Lachlan Murdoch and Bruce Gordon submitted a new bid to take over troubled Australian commercial broadcaster Ten this (Friday) morning.
Murcoch and Gordon’s investment vehicles, Illyria and Birketu, submitted the offer of Aus$55m (€37m/$44m) to KordaMentha, Ten’s administrators, after the Australian Senate passed changes to media laws that would have previously blocked a takeover of Ten by the media moguls.
KordaMentha will consider the offer over the weekend, according to the UK’s Guardian newspaper.
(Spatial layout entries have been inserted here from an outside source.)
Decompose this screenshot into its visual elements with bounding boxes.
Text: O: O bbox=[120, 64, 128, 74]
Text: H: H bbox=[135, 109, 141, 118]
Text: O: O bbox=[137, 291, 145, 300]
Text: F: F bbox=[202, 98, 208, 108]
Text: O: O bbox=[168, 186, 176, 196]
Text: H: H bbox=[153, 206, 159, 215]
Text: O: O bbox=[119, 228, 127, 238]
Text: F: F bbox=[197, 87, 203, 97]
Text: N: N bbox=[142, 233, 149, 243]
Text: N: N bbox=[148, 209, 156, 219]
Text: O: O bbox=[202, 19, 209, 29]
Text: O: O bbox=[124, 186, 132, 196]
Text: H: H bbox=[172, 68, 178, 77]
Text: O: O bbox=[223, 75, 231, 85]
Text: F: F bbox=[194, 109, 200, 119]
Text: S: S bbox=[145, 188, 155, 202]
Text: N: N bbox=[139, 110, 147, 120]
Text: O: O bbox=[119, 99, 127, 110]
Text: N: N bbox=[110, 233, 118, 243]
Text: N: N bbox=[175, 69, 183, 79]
In the proposal, the executives said that the bid outlined a “single implementation path” and “lower transaction risk” than a previous offer they had submitted for Aus$35m.
“With the passage of the Media Reform Bill now assured, there are limited conditions to the revised proposal and a single execution path,” the executives’ advisory firm, Fort Street Advisory, wrote in a letter to Ten's administrators.
The initial deadline for bids was August 24.
KordaMentha, which is seeking advice on whether the fresh bid could be accepted beyond the deadline, has already recommended an offer from US network CBS for Ten.
Ten’s last major sports-rights deal came in June as it acquired rights to the A-League, the top tier of domestic football, as well as matches played by the men’s national team.